By contrast, the pagan traditions displaced by Abrahamic monotheism provided a path to spirituality for men and women through the experience of their own bodies. Women, quite obviously had then, and still retain a naturalistic spiritual identity as creators of life through the act of childbirth. This is preserved in the mythology of the Virgin Mary. But in most pagan traditions, men also have a connection to the divine through their own bodies, semen and the penis itself were both seen as symbols of divine generative power. It is this aspect of the spiritual masculine which is excised by the mythology of the Church.

“We speak of things which are now shameful, and although we try, as well as we are able, to conceive them as they were before they became shameful, [...] For since that which I have been speaking of was not experienced even by those who might have experienced it—I mean our first parents (for sin and its merited banishment from Paradise anticipated this passionless generation on their part)—when sexual intercourse is spoken of now, it suggests to men’s thoughts not such a placid obedience to the will as is conceivable in our first parents, but such violent acting of lust as they themselves have experienced.”[4]

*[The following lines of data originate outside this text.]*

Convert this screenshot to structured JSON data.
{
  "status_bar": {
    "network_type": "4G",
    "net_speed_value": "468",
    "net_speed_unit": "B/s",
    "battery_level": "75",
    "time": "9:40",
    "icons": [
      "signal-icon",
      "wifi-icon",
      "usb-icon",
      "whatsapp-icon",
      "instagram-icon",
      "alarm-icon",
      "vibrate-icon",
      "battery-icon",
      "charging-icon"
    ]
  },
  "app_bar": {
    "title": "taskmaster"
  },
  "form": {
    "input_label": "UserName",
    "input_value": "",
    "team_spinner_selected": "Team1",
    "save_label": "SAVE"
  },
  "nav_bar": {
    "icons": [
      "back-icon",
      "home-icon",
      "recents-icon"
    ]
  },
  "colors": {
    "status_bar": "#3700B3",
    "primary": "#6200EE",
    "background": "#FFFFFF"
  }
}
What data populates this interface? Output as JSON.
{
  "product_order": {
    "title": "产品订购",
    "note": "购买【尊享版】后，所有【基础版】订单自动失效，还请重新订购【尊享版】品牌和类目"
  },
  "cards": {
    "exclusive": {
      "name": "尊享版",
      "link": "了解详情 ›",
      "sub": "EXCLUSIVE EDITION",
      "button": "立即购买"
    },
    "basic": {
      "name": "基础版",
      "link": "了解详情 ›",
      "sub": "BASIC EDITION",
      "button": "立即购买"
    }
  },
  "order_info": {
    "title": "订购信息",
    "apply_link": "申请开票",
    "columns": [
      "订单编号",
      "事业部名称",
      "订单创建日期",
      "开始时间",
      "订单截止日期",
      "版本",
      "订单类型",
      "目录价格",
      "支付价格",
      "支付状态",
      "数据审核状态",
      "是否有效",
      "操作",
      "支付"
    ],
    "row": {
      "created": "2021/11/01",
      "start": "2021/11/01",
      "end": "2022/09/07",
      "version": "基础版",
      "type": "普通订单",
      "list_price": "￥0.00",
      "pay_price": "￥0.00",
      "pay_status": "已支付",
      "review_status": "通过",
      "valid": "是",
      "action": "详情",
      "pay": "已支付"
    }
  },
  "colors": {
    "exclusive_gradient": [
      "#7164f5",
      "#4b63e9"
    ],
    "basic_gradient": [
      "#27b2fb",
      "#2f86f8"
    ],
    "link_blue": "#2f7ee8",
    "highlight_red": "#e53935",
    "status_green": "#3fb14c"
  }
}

Christ, the asexual model of male virtue did have a female disciple, specifically Mary Magdelen. However, the gospel of Mary although it exists today in fragmentary form, was excluded from cannon. The gospel of Thomas, also excluded mentions that Mary was the favored and closest disciple of the figure we know as Jesus. Why then would the testament of both Mary and Thomas be omitted? If Christ had a scripturally acknowledged intimate relationship with a woman, this might represent a recognition of the acceptability of male sexuality.

Our culture’s war against masculine identity, male sexuality and fatherhood is an old one. That war arguably began as we adopted a faith which marginalizes the role of men in procreation, idolizing a story that removes them completely from the process. The exemplar of male virtue in this theology is a man who had no natural sexual expression, although his character is designated as male. And his primary purpose was to be flogged, literally tortured for the “crimes” of others, and then bound and nailed through his limbs, still alive to an erected cruciform scaffold, to die from shock and exposure on a hilltop. And we somehow manage to claim that this religion elevates men over women?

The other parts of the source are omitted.